Hay una historia más profunda de esto, por supuesto. En 1972, la convención demócrata fue secuestrada por partidarios de la extrema izquierda y delegados para el candidato progresista a la paz George McGovern. Desde entonces, el Partido Demócrata se ha ido desplazando más o menos continuamente hacia la izquierda.

Por supuesto, durante la década de 1980, los demócratas tuvieron que considerar la popularidad y el liderazgo efectivo de Ronald Reagan. Se retiraron hacia el centro. Los demócratas moderados y conservadores incluso ayudaron a aprobar los recortes de impuestos de Reagan y su acumulación de defensa.

Pero esa reversión a la moderación no duró

Los cambios que parecían lentos e incluso imperceptibles durante años dieron un salto cuantitativo en el marco del presidente Obama, fácilmente el presidente más izquierdista desde FDR.

Bajo Obama, el Partido Demócrata abrazó totalmente su marca de progresismo de extrema izquierda, basado en impuestos más altos, atención médica de pagador único, gobierno más grande, aplicación agresiva de iniciativas de diversidad gubernamental, regulaciones de cambio climático que matan empleos, fronteras abiertas, todo el conjunto de creencias políticas progresistas.

El hecho es que, como hemos señalado anteriormente, los demócratas han sido durante algún tiempo un partido de la extrema izquierda que solo durante la temporada de elecciones pretendería ser moderado de alguna manera. Ahora la máscara está desactivada.

Hoy, el partido no tiene verdaderos conservadores y trata incluso a los moderados como niños en una fiesta en el jardín infantil.

Los demócratas ahora enfrentan un duro futuro como un partido más o menos socialista. Como lo demostró la victoria del presidente Trump, un gran bloque de electores demócratas moderados que una vez fueron sólidos votaron por Trump como la mejor alternativa a los demócratas.

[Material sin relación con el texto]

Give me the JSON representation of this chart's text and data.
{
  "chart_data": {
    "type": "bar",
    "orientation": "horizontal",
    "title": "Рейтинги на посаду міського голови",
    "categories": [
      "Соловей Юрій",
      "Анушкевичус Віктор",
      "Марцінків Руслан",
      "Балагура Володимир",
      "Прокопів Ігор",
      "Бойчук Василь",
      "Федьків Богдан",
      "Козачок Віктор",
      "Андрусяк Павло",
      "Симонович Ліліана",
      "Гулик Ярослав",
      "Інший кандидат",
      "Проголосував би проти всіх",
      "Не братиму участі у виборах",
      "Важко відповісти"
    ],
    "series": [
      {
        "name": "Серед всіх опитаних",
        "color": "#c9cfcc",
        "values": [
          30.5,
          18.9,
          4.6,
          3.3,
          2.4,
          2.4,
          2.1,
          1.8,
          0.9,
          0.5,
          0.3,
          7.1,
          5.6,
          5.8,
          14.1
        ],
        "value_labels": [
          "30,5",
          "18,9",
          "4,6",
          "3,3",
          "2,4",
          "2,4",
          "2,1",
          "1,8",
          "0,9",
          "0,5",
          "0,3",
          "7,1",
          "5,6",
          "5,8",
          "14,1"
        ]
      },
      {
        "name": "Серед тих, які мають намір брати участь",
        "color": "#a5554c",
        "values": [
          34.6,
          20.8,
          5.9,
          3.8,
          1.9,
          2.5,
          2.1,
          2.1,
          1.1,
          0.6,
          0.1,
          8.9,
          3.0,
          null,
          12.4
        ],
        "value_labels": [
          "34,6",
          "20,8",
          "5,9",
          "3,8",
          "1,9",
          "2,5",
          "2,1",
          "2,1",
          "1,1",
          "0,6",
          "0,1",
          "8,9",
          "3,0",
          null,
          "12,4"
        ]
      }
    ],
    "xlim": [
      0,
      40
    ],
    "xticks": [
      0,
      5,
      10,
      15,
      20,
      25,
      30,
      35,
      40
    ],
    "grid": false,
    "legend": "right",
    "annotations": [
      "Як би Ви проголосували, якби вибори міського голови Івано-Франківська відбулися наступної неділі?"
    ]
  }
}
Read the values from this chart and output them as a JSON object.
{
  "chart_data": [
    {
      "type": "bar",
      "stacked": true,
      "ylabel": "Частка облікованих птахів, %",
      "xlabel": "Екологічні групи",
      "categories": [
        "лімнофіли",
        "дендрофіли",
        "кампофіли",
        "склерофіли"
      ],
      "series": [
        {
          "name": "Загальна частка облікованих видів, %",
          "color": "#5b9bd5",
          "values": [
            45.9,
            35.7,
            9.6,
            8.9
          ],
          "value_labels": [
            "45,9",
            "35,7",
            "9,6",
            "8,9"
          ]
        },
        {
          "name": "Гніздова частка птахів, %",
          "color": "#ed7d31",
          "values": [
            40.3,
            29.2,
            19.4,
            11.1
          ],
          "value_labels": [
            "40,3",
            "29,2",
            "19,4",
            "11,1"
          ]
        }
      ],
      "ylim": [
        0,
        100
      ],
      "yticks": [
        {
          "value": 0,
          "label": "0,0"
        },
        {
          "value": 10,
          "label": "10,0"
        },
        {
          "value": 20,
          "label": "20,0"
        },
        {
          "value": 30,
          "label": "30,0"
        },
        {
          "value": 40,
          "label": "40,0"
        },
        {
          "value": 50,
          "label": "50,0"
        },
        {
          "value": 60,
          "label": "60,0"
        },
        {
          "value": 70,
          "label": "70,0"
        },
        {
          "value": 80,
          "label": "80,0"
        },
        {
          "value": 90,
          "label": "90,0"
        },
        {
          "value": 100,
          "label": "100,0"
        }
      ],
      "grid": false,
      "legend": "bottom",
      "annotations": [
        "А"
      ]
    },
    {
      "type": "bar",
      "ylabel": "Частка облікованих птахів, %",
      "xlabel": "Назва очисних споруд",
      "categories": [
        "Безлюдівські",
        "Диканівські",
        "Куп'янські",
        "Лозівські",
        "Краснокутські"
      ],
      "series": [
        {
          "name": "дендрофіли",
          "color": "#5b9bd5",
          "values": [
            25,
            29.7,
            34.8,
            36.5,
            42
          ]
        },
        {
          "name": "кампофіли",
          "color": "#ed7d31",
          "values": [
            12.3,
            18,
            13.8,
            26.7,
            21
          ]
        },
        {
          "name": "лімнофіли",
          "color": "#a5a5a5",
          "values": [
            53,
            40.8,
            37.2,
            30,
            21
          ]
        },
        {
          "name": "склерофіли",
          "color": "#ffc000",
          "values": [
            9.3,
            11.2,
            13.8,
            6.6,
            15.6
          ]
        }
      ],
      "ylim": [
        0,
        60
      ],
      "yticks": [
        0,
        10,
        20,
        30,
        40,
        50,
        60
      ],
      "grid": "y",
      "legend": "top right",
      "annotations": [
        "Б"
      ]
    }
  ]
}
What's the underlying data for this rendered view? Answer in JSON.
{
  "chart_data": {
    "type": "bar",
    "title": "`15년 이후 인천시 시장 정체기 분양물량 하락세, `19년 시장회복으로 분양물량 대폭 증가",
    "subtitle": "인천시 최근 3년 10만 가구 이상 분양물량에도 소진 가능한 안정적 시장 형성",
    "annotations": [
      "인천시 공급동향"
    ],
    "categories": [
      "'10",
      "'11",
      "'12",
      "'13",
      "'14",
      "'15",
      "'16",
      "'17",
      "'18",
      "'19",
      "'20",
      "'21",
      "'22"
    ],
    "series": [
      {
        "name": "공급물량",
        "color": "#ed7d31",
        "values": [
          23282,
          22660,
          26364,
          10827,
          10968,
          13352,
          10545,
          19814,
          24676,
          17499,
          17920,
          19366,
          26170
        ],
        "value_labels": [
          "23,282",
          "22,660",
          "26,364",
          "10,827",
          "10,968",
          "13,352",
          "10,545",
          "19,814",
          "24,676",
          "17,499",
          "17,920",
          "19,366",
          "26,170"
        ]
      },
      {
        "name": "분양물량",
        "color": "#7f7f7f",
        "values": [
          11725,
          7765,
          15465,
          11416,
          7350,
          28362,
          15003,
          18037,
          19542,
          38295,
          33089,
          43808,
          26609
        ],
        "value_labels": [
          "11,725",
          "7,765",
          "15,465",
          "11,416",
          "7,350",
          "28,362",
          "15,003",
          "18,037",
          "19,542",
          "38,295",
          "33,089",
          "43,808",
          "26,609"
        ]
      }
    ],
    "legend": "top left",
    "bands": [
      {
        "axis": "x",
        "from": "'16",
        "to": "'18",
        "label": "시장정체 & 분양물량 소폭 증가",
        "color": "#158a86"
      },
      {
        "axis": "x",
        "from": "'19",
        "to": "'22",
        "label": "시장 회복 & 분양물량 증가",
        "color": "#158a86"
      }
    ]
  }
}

Partido demócrata: ¿Perderá su control?

Y otros en quienes los demócratas creen que pueden confiar para regresar al poder podrían no ser tan confiables.

Los afroamericanos, asiáticos e hispanos disfrutan de tasas de desempleo bajas o casi récord. Y las encuestas muestran que tienen una confianza cada vez mayor en su futuro financiero.

En cuanto a los Millennials, ese bloque de 70 millones de votantes potenciales, una muy mala noticia para los demócratas: una reciente encuesta de Reuters/Ipsos de 16,000 milenarios en mayo encontró que su apoyo a los demócratas había caído del 55% al 46% en solo dos años. Muchos de ellos han encontrado trabajo, han comprado casas y autos, y están empezando a ser familias.

Los demócratas han tirado los dados con su brusco giro a la izquierda. Pero no importa lo que leas en los medios, no son los republicanos los que se han vuelto “extremos”. Son los demócratas.

Ronald Reagan, quien una vez fue un demócrata orgulloso, lo dijo mejor: “No me fui del Partido Demócrata, el Partido Demócrata me dejó”.